Gitmo currently houses 174 terror detainees captured in military operations, including operations on the Afghanistan battlefield shortly after Sept. 11, 2001. Among the most infamous detainee is Khalid Sheik Mohammad, the so-called mastermind of Sept. 11.

The defense authorization ensures that military commissions previously used to try defendants are the last remaining avenue available to detainees for judicial hearings.

The Obama administration announced Tuesday it is drafting an executive order that would call for a regular review process for detainees currently under indefinite detention at the U.S. military prison at Guantanamo Bay, Cuba.

Though it is still a draft order that hasn't seen the president's desk, a White House official told Fox News the it "would set up periodic review of the detention status of those detainees who cannot be tried in Article III or military commissions."

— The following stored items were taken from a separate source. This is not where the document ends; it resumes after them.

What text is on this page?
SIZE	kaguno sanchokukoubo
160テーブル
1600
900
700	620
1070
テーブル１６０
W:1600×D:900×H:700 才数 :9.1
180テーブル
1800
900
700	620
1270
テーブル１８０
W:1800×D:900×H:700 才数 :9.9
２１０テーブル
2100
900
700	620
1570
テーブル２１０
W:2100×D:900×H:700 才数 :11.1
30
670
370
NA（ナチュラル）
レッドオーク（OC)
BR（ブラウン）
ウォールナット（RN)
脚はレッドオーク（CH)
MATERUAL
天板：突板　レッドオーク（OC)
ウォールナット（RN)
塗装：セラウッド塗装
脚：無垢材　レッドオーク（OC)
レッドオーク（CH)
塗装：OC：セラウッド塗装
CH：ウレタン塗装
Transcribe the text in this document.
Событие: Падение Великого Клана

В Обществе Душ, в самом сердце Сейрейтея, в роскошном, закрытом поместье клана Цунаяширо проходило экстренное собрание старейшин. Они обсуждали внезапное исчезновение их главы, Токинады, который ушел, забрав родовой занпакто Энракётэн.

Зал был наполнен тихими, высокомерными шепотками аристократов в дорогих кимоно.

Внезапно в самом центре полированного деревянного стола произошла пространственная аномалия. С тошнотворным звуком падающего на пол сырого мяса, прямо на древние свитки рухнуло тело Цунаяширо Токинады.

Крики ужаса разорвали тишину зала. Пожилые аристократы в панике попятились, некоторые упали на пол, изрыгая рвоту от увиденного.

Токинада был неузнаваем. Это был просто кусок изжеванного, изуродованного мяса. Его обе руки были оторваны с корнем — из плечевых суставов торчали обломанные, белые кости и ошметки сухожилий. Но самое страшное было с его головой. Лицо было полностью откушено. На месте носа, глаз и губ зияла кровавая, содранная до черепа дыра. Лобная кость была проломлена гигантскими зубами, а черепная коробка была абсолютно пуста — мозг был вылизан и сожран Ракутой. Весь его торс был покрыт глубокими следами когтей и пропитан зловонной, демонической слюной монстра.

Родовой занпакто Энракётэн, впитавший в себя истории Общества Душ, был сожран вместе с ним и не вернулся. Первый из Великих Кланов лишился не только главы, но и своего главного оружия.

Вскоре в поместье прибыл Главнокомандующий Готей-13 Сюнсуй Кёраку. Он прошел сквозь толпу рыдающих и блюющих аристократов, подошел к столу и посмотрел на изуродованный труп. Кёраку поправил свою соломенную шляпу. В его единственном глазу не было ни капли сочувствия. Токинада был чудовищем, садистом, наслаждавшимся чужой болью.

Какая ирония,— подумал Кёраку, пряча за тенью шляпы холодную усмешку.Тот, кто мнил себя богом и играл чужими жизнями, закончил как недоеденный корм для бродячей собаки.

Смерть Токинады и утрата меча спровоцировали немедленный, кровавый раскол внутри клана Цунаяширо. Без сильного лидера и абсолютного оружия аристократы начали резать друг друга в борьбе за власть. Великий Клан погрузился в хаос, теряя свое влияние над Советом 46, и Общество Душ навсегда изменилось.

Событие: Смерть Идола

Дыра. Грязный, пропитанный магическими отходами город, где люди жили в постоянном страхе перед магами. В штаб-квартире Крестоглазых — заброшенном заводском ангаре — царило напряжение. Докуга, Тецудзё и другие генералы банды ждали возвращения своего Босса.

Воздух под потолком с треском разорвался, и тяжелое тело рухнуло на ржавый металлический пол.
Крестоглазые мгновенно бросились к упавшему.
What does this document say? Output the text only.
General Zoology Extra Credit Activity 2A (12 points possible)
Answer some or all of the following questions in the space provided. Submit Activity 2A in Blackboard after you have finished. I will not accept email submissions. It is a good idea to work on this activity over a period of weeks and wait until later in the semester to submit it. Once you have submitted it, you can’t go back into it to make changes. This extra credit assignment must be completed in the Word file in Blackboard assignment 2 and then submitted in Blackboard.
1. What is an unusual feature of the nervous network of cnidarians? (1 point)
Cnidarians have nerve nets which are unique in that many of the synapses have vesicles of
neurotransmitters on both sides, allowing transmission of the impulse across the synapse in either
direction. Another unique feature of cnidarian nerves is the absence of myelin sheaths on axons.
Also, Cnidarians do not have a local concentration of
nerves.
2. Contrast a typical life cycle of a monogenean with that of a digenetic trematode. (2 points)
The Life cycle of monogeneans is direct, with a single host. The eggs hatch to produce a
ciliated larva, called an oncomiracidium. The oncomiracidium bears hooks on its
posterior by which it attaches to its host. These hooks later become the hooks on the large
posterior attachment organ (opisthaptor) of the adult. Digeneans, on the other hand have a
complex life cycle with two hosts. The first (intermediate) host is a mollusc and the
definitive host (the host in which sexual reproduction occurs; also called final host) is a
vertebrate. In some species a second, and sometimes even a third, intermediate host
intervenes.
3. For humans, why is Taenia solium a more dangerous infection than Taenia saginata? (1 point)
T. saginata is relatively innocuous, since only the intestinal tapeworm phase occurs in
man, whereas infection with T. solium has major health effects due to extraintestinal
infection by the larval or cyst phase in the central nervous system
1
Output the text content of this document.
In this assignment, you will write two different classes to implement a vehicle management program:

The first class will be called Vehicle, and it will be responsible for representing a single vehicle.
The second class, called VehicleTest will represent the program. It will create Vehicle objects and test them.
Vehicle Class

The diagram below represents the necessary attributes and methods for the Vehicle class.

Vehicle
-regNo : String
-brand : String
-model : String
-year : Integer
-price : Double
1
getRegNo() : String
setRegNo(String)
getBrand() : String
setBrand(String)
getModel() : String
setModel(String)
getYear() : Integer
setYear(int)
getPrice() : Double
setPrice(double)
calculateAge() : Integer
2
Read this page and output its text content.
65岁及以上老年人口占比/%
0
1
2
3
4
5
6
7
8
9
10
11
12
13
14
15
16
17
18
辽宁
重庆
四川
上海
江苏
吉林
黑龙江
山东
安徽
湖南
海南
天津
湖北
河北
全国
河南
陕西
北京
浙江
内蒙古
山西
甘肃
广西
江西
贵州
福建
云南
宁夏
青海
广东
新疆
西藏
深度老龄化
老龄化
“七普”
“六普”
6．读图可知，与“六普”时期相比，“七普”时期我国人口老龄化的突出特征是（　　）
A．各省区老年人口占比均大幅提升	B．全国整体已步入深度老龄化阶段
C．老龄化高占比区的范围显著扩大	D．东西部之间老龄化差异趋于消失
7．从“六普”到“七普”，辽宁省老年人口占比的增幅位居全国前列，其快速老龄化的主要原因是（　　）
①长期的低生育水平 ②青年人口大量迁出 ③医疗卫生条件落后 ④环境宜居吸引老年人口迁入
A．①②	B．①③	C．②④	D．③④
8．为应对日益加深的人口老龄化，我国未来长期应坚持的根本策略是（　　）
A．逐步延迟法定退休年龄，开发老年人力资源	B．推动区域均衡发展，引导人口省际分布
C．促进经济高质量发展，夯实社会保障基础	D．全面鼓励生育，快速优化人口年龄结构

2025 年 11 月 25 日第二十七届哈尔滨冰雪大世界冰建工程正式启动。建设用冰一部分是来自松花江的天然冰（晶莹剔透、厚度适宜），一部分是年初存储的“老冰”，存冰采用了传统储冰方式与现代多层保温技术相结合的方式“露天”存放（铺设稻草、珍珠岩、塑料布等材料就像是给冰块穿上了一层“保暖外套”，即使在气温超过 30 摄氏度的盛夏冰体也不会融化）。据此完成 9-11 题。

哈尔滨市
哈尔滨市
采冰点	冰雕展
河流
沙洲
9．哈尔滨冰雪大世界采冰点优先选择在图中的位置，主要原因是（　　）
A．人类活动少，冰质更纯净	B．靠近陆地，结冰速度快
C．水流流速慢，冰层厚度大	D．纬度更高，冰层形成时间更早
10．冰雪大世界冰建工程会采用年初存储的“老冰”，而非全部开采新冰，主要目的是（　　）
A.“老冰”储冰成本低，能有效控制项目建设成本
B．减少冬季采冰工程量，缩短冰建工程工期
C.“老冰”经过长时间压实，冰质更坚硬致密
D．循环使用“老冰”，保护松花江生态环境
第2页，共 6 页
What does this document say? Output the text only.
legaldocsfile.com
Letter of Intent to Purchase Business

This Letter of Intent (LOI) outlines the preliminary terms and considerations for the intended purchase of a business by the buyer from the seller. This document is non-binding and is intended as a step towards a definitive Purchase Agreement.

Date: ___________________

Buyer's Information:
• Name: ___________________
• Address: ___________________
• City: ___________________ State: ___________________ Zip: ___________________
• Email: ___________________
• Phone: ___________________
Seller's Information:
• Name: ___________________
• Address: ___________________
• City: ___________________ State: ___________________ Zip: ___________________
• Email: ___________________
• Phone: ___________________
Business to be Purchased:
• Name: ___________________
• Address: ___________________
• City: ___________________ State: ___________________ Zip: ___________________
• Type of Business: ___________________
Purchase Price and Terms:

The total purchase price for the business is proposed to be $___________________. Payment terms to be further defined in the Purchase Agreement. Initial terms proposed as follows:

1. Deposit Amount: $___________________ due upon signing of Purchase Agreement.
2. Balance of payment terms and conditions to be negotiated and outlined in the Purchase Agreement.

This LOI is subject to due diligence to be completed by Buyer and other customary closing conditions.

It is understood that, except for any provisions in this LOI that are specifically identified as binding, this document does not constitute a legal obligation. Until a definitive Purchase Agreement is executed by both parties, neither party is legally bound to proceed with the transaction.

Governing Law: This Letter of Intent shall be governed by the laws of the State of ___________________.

Responding almost immediately, Laura W. Murphy, director of the ACLU Washington Legislative Office, said the group has "serious concerns about any order that would institutionalize indefinite detention for Guantanamo detainees."

"Where credible evidence exists against Guantanamo detainees, they should be charged and prosecuted under our criminal justice system, which has a successful record of prosecuting terrorism suspects and is the only way to provide the fair and reliable outcomes that Americans deserve," Murphy said in a statement.

Wednesday's voice vote on the defense authorization bill came after House and Senate Democrats stripped several provisions, including one that would have allowed gays to serve openly in the military. That provision to overturn the military's "don't ask, don't tell" policy was approved as a standalone bill that the president signed into law as the Senate was voting on the defense authorization.

Fox News' Trish Turner and Jake Gibson contributed to this report.